- Asad Kandi Location within Iran
- Coordinates: 39°27′47″N 47°26′57″E﻿ / ﻿39.46306°N 47.44917°E
- Country: Iran
- Province: Ardabil
- County: Ardabil
- District: Central
- Rural District: Aslan Duz-e Gharbi

Population (2016)
- • Total: 368
- Time zone: UTC+3:30 (IRST)

= Asad Kandi =

Village in Ardabil province, Iran

Asad Kandi (اسدكندي) (Note: Also romanized as Asad Kandī) is a village in Aslan Duz-e Gharbi Rural District (Note: Formerly Aslan Duz Rural District) of the Central District in Aslan Duz County, Ardabil province, Iran.

==Demographics==
===Population===
At the time of the 2006 National Census, the village's population was 308 in 64 households, when it was in Aslan Duz Rural District (Note: Renamed Aslan Duz-e Gharbi Rural District) of the former Aslan Duz District in Parsabad County.

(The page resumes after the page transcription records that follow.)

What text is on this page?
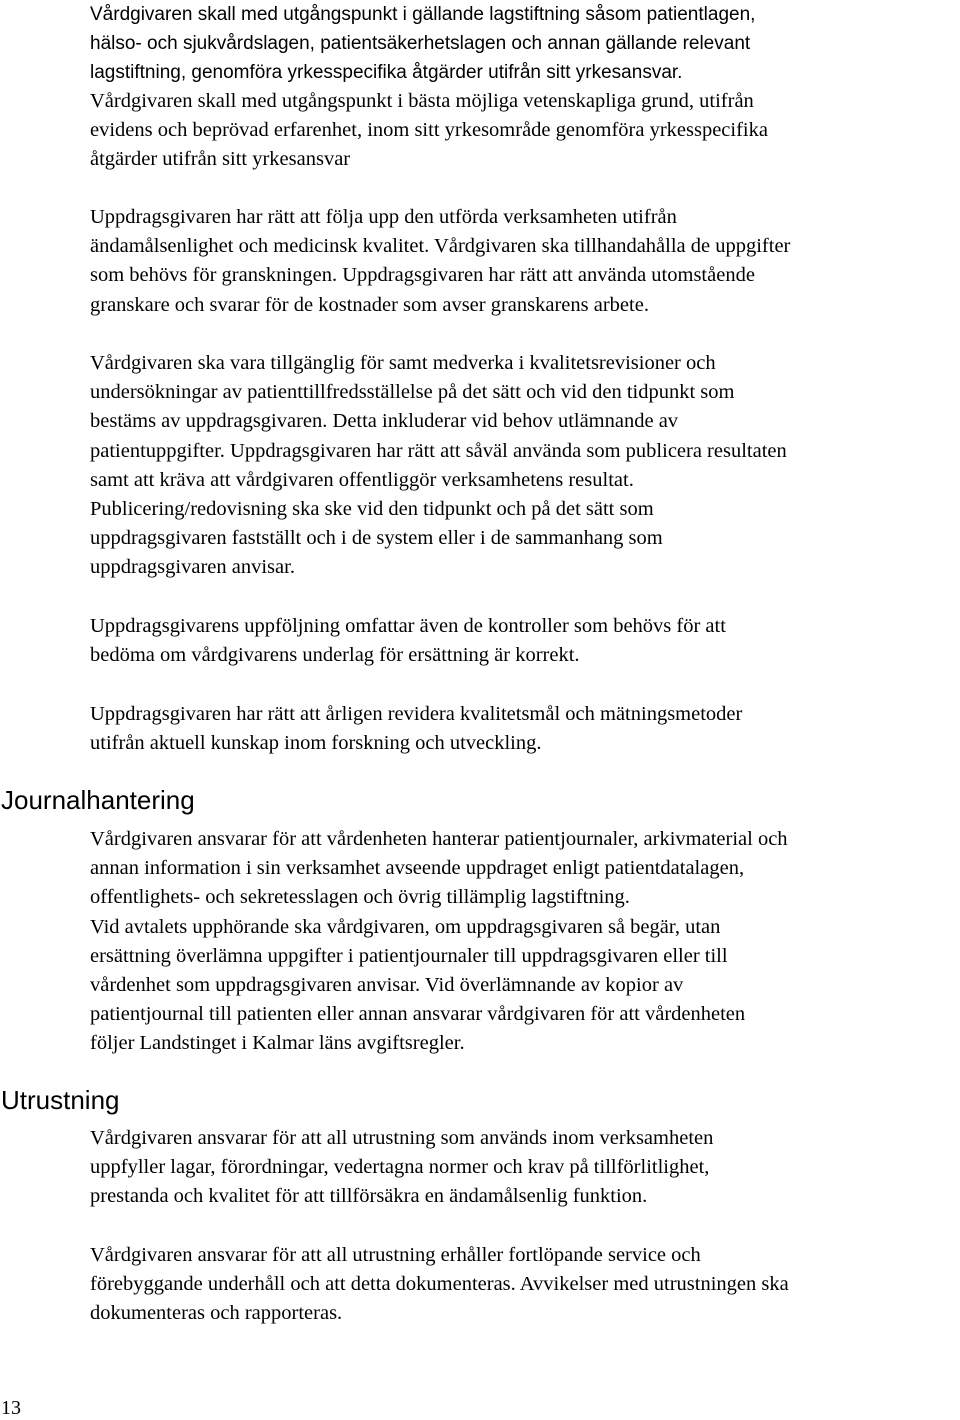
Vårdgivaren skall med utgångspunkt i gällande lagstiftning såsom patientlagen,
hälso- och sjukvårdslagen, patientsäkerhetslagen och annan gällande relevant
lagstiftning, genomföra yrkesspecifika åtgärder utifrån sitt yrkesansvar.

Vårdgivaren skall med utgångspunkt i bästa möjliga vetenskapliga grund, utifrån
evidens och beprövad erfarenhet, inom sitt yrkesområde genomföra yrkesspecifika
åtgärder utifrån sitt yrkesansvar

Uppdragsgivaren har rätt att följa upp den utförda verksamheten utifrån
ändamålsenlighet och medicinsk kvalitet. Vårdgivaren ska tillhandahålla de uppgifter
som behövs för granskningen. Uppdragsgivaren har rätt att använda utomstående
granskare och svarar för de kostnader som avser granskarens arbete.

Vårdgivaren ska vara tillgänglig för samt medverka i kvalitetsrevisioner och
undersökningar av patienttillfredsställelse på det sätt och vid den tidpunkt som
bestäms av uppdragsgivaren. Detta inkluderar vid behov utlämnande av
patientuppgifter. Uppdragsgivaren har rätt att såväl använda som publicera resultaten
samt att kräva att vårdgivaren offentliggör verksamhetens resultat.
Publicering/redovisning ska ske vid den tidpunkt och på det sätt som
uppdragsgivaren fastställt och i de system eller i de sammanhang som
uppdragsgivaren anvisar.

Uppdragsgivarens uppföljning omfattar även de kontroller som behövs för att
bedöma om vårdgivarens underlag för ersättning är korrekt.

Uppdragsgivaren har rätt att årligen revidera kvalitetsmål och mätningsmetoder
utifrån aktuell kunskap inom forskning och utveckling.

Journalhantering

Vårdgivaren ansvarar för att vårdenheten hanterar patientjournaler, arkivmaterial och
annan information i sin verksamhet avseende uppdraget enligt patientdatalagen,
offentlighets- och sekretesslagen och övrig tillämplig lagstiftning.
Vid avtalets upphörande ska vårdgivaren, om uppdragsgivaren så begär, utan
ersättning överlämna uppgifter i patientjournaler till uppdragsgivaren eller till
vårdenhet som uppdragsgivaren anvisar. Vid överlämnande av kopior av
patientjournal till patienten eller annan ansvarar vårdgivaren för att vårdenheten
följer Landstinget i Kalmar läns avgiftsregler.

Utrustning

Vårdgivaren ansvarar för att all utrustning som används inom verksamheten
uppfyller lagar, förordningar, vedertagna normer och krav på tillförlitlighet,
prestanda och kvalitet för att tillförsäkra en ändamålsenlig funktion.

Vårdgivaren ansvarar för att all utrustning erhåller fortlöpande service och
förebyggande underhåll och att detta dokumenteras. Avvikelser med utrustningen ska
dokumenteras och rapporteras.

13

The following census in 2011 counted 308 people in 88 households. The 2016 census measured the population of the village as 368 people in 117 households.

In 2019, the district was separated from the county in the establishment of Aslan Duz County. The rural district was transferred to the new Central District and renamed Aslan Duz-e Gharbi Rural District.